Future Now
The IFTF Blog
High Tech Pill Bottles
Prescription pill bottles, at first glance, don't really seem like an area ripe for innovation. But GlowCaps, a Boston area startup, may has found some creative and intelligent ways to integrate technology into pill dispensers that could has the potential to dramatically reduce the frequency with which people miss taking prescriptions.
Each GlowCap is filled with a 900MHz wireless chip from Texas Instruments, for example. When you get medication with a GlowCap, the device is programmed at the pharmacy with the time and frequency for your medication. The cap waits for the specified time, then begins to flash little LEDs to remind you to take your meds. But maybe the cap isn’t somewhere in plain sight, so if it senses that you missed your scheduled dosage, it moves from a visual to an audible cue after one hour. The GlowCap will play a rising crescendo in hopes of capturing your attention for the next hour.

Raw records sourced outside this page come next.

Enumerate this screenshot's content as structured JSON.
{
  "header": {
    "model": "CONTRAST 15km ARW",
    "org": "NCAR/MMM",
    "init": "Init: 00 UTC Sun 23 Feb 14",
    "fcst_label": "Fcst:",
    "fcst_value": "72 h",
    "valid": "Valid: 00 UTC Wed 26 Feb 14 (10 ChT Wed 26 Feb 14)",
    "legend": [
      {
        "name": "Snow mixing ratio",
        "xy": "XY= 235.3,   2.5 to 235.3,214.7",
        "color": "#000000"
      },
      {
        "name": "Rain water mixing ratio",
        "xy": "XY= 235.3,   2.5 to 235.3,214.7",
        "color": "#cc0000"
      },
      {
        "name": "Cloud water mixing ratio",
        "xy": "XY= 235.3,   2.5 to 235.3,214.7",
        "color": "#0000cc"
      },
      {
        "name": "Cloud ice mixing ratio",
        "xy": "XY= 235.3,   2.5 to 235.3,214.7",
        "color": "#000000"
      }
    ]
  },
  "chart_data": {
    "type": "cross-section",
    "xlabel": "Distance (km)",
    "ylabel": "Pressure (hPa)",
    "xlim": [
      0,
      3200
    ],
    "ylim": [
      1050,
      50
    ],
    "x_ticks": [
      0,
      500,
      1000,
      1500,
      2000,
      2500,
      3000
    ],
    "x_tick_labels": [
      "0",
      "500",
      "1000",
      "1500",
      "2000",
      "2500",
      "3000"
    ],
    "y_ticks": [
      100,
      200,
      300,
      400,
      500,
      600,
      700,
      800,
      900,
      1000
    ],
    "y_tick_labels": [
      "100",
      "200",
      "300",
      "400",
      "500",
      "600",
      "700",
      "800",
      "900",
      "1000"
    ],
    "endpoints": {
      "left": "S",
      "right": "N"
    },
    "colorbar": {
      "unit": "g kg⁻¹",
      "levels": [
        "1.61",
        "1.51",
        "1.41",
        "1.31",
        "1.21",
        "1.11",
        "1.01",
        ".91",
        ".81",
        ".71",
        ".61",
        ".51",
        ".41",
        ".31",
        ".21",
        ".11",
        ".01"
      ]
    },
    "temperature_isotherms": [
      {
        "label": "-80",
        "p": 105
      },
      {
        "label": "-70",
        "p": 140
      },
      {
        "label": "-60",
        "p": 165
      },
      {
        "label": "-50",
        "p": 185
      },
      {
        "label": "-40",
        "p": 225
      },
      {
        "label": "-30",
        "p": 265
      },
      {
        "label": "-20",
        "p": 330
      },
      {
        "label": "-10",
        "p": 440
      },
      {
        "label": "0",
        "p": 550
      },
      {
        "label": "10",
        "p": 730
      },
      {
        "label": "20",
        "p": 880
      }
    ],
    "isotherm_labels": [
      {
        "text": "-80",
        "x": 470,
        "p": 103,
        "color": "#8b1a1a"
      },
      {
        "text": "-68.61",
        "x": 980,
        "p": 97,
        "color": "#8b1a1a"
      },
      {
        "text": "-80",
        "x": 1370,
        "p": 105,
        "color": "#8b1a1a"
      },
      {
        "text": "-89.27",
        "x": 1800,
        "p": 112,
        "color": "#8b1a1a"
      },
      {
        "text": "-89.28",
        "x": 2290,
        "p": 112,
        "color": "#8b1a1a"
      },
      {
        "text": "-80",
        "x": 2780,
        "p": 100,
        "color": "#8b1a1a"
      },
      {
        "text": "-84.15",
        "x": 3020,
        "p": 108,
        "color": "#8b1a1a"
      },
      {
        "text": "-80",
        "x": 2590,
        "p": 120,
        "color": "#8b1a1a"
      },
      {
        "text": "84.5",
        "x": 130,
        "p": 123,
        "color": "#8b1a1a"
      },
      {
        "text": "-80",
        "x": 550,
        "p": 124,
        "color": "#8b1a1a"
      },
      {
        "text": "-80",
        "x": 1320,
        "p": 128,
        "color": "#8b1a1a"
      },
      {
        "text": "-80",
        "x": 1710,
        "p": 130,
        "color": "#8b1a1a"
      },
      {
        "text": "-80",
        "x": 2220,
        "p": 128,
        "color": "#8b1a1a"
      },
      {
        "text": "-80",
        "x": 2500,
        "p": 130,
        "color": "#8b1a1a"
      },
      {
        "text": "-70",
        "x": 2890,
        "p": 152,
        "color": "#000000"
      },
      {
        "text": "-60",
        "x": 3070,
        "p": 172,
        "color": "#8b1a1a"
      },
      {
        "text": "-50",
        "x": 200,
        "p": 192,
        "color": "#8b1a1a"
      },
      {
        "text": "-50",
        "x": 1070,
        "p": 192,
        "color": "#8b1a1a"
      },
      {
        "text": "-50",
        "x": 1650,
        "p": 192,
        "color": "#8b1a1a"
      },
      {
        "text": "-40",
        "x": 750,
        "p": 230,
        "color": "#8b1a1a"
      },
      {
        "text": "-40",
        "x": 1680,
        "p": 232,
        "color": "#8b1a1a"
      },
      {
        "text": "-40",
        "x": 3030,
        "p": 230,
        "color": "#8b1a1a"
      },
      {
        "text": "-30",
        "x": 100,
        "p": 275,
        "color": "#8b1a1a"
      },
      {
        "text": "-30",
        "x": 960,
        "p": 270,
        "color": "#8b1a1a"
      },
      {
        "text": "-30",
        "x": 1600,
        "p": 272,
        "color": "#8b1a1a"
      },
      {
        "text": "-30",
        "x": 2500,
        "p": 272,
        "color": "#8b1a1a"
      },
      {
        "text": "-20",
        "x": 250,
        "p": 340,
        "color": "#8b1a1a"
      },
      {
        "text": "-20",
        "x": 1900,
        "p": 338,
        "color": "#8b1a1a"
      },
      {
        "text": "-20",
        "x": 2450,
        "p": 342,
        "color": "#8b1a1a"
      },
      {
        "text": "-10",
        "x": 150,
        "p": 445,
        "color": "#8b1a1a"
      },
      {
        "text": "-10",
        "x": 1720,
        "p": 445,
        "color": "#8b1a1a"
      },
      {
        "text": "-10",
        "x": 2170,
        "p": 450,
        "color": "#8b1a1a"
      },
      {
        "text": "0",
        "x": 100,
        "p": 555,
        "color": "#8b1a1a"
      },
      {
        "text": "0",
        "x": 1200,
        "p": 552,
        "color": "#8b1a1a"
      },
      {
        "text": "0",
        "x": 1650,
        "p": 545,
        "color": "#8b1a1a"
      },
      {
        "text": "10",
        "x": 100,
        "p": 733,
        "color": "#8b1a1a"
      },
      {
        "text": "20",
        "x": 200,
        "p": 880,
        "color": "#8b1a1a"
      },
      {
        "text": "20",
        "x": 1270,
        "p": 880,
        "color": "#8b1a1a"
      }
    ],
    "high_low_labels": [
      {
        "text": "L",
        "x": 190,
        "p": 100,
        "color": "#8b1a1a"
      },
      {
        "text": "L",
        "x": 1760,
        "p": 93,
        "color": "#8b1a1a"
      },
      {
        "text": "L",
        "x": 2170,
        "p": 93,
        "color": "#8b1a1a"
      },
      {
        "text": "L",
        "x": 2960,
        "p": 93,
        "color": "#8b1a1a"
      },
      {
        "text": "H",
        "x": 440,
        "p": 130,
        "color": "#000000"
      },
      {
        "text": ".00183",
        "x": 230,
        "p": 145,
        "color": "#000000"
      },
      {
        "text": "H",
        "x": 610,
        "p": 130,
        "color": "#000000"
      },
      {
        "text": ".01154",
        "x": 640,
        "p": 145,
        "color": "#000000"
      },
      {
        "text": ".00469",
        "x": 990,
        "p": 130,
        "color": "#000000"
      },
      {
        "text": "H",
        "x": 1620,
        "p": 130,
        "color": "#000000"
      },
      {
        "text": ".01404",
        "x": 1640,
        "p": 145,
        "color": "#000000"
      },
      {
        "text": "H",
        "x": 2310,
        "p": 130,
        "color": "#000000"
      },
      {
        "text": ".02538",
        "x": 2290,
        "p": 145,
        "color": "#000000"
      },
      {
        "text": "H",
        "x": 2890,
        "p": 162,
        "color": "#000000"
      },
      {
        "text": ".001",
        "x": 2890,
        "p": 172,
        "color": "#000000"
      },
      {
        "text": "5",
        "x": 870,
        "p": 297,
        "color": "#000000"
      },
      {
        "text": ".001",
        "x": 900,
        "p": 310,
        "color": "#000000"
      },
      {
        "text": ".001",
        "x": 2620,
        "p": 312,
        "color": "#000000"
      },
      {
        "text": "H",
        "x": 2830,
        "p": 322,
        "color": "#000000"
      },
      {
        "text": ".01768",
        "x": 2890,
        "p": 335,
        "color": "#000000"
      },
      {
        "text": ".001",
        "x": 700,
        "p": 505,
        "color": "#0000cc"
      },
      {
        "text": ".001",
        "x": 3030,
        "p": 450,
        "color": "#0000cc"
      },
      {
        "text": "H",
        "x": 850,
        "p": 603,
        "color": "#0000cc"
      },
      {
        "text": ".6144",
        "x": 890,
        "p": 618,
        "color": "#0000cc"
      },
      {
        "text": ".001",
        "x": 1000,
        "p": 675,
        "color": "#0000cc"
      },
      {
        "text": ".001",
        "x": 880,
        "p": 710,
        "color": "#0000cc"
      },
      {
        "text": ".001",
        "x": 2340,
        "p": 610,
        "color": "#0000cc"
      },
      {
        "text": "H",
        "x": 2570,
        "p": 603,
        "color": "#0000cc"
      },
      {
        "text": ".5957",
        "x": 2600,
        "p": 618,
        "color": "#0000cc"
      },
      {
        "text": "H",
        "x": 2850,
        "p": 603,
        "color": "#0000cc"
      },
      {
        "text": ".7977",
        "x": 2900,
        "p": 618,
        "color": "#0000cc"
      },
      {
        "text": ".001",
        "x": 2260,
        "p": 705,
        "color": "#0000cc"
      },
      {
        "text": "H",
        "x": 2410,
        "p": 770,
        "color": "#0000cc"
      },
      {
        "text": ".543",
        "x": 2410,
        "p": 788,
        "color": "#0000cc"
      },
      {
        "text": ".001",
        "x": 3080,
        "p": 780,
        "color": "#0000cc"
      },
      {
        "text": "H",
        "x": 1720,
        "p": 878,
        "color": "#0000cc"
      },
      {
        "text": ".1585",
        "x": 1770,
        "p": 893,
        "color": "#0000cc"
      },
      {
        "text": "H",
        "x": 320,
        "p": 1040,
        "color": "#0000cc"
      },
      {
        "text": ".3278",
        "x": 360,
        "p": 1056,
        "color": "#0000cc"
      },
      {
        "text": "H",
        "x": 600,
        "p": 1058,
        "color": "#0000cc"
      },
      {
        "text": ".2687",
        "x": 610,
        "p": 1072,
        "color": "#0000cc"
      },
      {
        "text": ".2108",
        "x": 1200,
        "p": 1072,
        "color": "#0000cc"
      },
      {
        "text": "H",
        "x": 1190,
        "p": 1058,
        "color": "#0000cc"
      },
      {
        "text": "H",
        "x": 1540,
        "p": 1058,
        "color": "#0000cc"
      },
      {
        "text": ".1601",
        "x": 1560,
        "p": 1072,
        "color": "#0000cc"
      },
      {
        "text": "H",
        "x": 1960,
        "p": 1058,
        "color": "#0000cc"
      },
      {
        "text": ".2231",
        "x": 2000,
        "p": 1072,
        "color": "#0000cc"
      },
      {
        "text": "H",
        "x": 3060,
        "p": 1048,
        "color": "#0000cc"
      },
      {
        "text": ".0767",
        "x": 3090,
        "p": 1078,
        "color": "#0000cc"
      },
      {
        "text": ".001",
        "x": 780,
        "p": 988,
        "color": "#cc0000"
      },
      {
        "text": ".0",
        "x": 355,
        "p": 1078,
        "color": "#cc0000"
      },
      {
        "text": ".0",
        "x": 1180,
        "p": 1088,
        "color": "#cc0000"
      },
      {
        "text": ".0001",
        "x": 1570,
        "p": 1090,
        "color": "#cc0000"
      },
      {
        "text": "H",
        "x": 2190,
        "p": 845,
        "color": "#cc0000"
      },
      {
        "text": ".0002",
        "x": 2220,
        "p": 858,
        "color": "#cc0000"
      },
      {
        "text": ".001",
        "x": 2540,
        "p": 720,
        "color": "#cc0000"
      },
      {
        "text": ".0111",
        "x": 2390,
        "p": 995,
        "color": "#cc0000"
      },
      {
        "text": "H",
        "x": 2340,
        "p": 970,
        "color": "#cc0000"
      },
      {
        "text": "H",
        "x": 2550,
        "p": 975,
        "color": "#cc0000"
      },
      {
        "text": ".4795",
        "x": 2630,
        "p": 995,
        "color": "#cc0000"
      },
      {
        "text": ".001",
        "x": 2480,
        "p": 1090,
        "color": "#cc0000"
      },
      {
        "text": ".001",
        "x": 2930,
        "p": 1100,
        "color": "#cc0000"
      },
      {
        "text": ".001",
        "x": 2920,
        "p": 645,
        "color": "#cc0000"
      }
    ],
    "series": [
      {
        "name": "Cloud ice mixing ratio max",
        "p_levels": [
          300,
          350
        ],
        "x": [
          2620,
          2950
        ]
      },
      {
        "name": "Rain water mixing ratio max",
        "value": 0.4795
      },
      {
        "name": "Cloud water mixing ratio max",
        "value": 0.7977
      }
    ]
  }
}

If the ringing doesn't work, the caps can trigger phone calls to the patient's phone, his family or his doctor. At the end of the month, the pills generate a sharable report showing how frequently, or infrequently, the patient took his medication. And when the prescription runs out, the pill bottle contacts the pharmacy for a refill.
According to a Boston Globe article from a few months ago, the company was founded by veterans from a company called Ambient Technologies, which made products like an umbrella that lights up when the local forecast calls for rain. Their hope is that by using similar techniques to get into the ambient awareness of their patients, GlowCaps can significantly improve patient drug adherence--a problem that costs, by one estimate, $100 billion a year.